= Saoqing Niang =

Weather deity in Chinese folk religion

Saoqing Niang (扫晴娘 (Cloud-Sweeping Lady or Clear-Sky Maiden)) is a weather deity in Chinese folk religion associated with fair weather. She is traditionally represented as a paper effigy of a woman wearing colorful clothing and holding a broom. The custom is documented in northern China and has been described as a form of folk weather magic. Some accounts have linked the custom to the origin of Japan's teru teru bōzu tradition.

==Legends==

An early reference to the custom appears in a Yuan dynasty poem by Li Junmin, which describes a paper image of a woman hung from the eaves to pray for an end to rain. The practice was later recorded in northern China during the Ming and Qing dynasties, including in Beijing and the provinces of Hebei, Shanxi, Henan, and Shandong.

The custom is also described in Qing dynasty scholar Fucha Duncong's Seasonal Records of Yanjing (燕京歲時記, Yanjing Suishiji), which states:

"六月乃大雨時行之際。凡遇連陰不止者，則閨中兒女剪紙為人，懸於門左，謂之掃晴娘。"

(Translation): "The sixth lunar month is the season of heavy rains. When prolonged rainy weather does not stop, young women cut paper figures in human form and hang them to the left of the doorway, calling them 'Saoqing Niang'."

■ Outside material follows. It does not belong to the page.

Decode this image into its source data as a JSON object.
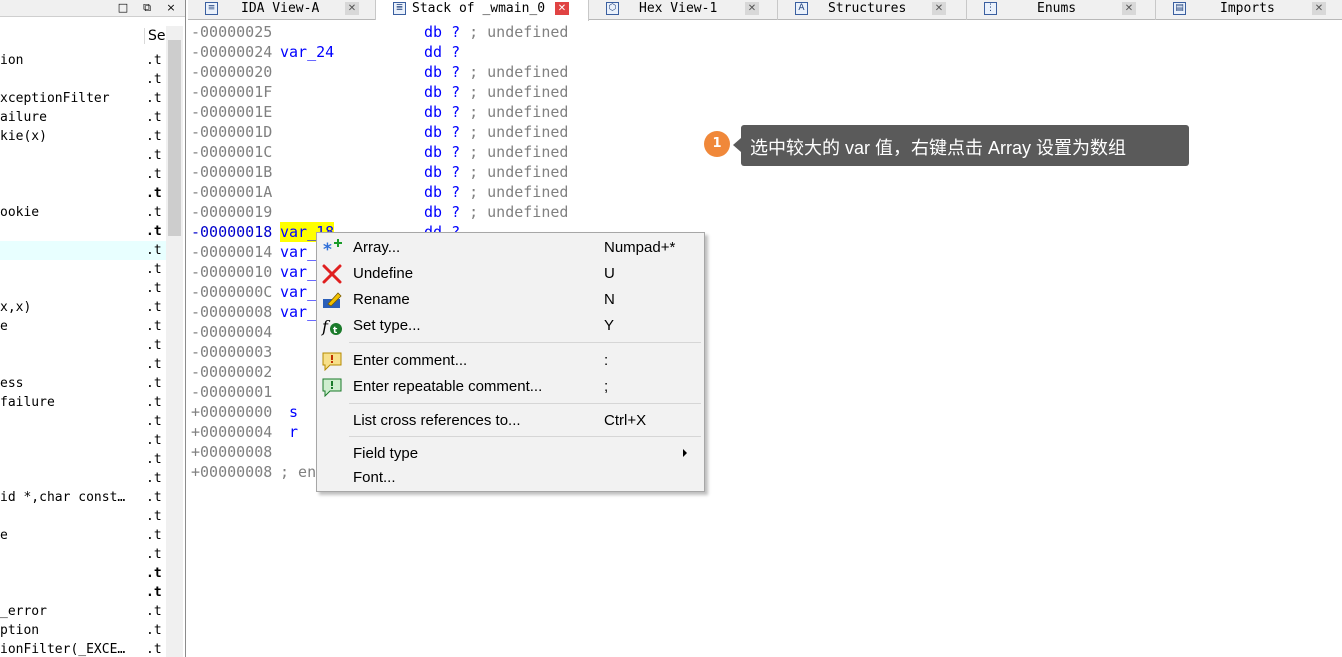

A legend associated with Saoqing Niang is set in ancient Beijing. According to the story, heavy rain caused severe flooding in the city. A voice from heaven announced that the rain was caused by the anger of the Dragon King of the East Sea and that it would stop only if a beautiful young woman was offered as a sacrifice. A young woman named Qingniang, known for her beauty and skill in paper-cutting, offered herself as the sacrifice. She went out into the storm and disappeared, with different versions of the story saying that she was either carried away by the flood or taken by the dragon. The rain stopped after Qingniang's sacrifice, and the city was saved. According to the legend, the Jade Emperor then deified her as Saoqing Niang and gave her the role of clearing the rain clouds. People later made paper figures of her and hung them up to pray for clear weather.

In some regions, a figure associated with Saoqing Niang is called Saotian Niangniang (掃天娘娘, "Sky-Sweeping Goddess"). The title Niangniang, commonly used for female deities, and her depiction in yellow robes are also associated with this figure.

==Customs==
The tradition of hanging Saoqing Niang dolls is a folk custom rooted in agrarian Chinese society, where weather conditions were important to people's livelihoods. The dolls were typically hung from rooftops, eaves, or poles during prolonged periods of rain or before important outdoor events such as weddings, festivals, and harvests, with the hope of bringing clear weather. Children and villagers may chant rhymes to accompany the ritual, such as

"扫晴娘, 扫晴娘, 三天扫晴啦, 给你穿花衣裳。三天扫不晴, 扎你的光脊梁。"

(Translation): "Saoqing Niang, Saoqing Niang, if in three days you sweep the skies clear, we'll dress you in flowered clothes; if in three days you fail, we'll pierce your bare back."

The Japanese Teru teru bōzu (てるてる坊主; 'shiny-shiny monk') is widely believed to be a tradition that originated from the Saoqing Niang custom. The practice was likely introduced to Japan from China during the Heian period (794–1185).